US officials have said that about 100 Americans have either travelled to Syria or attempted to and that perhaps a dozen have linked up with Isil. Moner Mohammad Abu Salha — who fought with another extremist group, Jabhat Al Nusra, and was the first known suicide bomber in Syria to come from the United States — recorded a video before his death in May describing how he had eluded FBI surveillance.

Isil’s rivalry with Al Qaida has emerged as another source of worry for US officials. The group severed ties with Al Qaida this year, mocking the older network’s leader, Ayman Al Zawahiri, as too timid and declaring itself the founder of a restored Islamic caliphate.

US counterterrorism officials have warned that a struggle over adherents and resources could lead to competition between the two groups.
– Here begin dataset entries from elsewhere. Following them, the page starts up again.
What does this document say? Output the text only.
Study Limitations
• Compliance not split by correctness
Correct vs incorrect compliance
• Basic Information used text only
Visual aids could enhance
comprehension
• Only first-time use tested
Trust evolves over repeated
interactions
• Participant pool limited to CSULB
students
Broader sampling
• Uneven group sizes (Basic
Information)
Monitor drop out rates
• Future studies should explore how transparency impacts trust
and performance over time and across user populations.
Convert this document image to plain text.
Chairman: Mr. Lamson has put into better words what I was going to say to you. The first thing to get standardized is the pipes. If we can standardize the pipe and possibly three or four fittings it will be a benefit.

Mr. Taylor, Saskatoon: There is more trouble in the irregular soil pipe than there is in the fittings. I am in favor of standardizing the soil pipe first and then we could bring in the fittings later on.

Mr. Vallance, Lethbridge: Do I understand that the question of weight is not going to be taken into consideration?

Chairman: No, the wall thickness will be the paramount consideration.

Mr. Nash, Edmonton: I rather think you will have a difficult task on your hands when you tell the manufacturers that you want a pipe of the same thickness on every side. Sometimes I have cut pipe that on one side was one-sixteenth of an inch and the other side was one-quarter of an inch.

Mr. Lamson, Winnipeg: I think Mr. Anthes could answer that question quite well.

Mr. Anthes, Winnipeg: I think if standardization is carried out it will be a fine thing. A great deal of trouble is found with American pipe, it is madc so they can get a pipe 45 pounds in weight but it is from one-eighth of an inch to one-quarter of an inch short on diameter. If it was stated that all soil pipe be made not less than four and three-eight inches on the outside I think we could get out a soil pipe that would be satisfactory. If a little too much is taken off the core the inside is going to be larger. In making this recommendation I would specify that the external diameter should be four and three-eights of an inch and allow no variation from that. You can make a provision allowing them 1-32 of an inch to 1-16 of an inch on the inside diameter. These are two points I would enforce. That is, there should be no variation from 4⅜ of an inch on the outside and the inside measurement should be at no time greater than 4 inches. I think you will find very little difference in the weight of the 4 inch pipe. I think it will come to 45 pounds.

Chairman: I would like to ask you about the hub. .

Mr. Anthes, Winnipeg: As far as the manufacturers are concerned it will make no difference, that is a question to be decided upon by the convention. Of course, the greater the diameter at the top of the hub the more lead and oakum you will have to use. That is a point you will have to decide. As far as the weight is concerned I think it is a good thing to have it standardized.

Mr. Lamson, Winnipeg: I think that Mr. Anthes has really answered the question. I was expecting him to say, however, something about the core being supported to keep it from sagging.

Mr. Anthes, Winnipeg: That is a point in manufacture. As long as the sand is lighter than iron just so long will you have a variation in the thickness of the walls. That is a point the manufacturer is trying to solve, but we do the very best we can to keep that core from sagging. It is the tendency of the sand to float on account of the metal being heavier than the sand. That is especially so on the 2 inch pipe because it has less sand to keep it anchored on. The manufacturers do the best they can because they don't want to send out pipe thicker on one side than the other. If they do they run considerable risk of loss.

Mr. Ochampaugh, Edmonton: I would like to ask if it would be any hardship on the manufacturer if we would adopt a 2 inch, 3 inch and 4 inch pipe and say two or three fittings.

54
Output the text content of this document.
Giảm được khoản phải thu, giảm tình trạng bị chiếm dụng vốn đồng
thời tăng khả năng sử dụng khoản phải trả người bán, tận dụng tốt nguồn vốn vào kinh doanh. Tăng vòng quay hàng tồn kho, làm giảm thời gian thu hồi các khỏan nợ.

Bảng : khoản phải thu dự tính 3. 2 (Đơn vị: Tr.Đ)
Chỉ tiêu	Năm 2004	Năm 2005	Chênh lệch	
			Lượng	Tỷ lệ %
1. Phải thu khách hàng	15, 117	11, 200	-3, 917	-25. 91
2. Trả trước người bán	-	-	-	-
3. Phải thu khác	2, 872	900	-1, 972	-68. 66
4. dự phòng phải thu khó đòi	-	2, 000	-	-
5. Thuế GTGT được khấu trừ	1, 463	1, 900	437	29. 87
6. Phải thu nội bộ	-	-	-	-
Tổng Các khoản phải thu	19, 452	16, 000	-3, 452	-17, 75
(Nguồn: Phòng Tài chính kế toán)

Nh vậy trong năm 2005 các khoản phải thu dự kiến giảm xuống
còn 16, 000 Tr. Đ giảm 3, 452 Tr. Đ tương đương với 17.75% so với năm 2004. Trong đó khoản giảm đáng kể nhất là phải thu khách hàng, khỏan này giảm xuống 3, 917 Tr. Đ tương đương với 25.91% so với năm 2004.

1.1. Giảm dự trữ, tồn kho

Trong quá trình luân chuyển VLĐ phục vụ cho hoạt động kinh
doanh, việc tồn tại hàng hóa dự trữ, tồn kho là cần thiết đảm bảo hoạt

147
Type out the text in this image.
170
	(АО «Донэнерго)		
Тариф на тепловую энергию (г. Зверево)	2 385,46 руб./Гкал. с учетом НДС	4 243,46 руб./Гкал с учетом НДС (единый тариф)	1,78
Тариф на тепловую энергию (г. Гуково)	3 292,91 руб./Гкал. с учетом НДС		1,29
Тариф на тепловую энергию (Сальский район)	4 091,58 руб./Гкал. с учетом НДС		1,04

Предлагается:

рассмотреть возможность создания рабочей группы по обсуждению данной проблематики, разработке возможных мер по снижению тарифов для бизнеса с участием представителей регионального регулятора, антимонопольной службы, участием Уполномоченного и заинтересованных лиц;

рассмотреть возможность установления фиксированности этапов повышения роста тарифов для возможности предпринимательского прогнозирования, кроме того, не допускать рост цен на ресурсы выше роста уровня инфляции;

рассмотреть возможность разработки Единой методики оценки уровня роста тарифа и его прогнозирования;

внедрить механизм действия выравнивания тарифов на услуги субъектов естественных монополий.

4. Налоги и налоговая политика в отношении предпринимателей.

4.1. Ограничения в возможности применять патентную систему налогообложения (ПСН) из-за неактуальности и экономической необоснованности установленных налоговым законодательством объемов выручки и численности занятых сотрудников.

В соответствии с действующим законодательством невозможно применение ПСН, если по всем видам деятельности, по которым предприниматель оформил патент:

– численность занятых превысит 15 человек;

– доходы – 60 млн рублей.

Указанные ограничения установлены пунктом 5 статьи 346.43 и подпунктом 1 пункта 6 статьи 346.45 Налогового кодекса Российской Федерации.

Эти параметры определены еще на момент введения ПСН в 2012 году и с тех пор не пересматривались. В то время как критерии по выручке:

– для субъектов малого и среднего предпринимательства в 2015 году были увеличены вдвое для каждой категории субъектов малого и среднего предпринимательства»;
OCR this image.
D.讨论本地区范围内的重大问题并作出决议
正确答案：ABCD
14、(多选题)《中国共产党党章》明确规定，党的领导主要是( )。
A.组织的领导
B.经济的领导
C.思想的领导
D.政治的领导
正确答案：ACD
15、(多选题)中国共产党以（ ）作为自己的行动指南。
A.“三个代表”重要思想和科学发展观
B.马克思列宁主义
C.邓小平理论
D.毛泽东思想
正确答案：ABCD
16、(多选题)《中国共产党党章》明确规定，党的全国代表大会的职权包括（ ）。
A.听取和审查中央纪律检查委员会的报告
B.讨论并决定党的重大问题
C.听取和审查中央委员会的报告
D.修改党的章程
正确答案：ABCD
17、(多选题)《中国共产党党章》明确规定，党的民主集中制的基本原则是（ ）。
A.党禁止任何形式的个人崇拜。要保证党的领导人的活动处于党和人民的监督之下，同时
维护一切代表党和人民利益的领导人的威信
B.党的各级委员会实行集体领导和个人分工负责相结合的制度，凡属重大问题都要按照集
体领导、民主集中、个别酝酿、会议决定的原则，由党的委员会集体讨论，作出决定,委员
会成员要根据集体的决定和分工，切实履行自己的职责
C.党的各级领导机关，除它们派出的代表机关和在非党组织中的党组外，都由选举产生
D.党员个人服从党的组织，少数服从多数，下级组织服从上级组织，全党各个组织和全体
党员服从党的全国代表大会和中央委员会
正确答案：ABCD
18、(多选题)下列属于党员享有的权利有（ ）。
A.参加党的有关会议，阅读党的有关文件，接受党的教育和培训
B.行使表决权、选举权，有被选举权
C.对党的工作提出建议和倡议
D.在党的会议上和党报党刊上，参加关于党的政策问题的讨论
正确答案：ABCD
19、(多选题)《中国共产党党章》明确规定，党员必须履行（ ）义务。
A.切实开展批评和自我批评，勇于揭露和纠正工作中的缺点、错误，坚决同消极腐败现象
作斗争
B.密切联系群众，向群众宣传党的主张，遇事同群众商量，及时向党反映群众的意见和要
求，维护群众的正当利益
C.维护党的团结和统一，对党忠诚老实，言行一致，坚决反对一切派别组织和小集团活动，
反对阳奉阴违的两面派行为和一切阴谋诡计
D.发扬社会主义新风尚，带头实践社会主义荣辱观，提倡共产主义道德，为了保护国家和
Nicholas Rasmussen, deputy director of the National Counterterrorism Centre, warned in a recent briefing for reporters that the “competition for primacy in global jihad” could lead to competition in staging spectacular attacks, compounding the danger to the United States. The rivalry, Rasmussen said, makes each side “more unnerving than it might be if judged purely on its own terms.”

And groups such as Al Qaida could recruit some of Isil’s most talented foreign fighters, making them better positioned to strike the West, said Frank Cilluffo, director of George Washington University’s Homeland Security Policy Institute.

Even so, US officials have drawn significant distinctions between Isil and Al Qaida affiliates in Yemen and other countries. The Iraq-based group mixes military and terrorist tactics but is not seen as a patient cultivator of elaborate transnational plots. And there is no indication that its leaders have the technical bomb-making expertise that has enabled Al Qaida in the Arabian Peninsula to devise devices that evaded detection on US-bound aircraft.

“Isil’s ability to carry out complex, large-scale attacks in the West is currently limited,” Rasmussen said in testimony before a Senate committee last week. Al Qaida in the Arabian Peninsula, as the Yemen-based group is known, “remains the Al Qaida affiliate most likely to attempt transnational attacks against the United States.”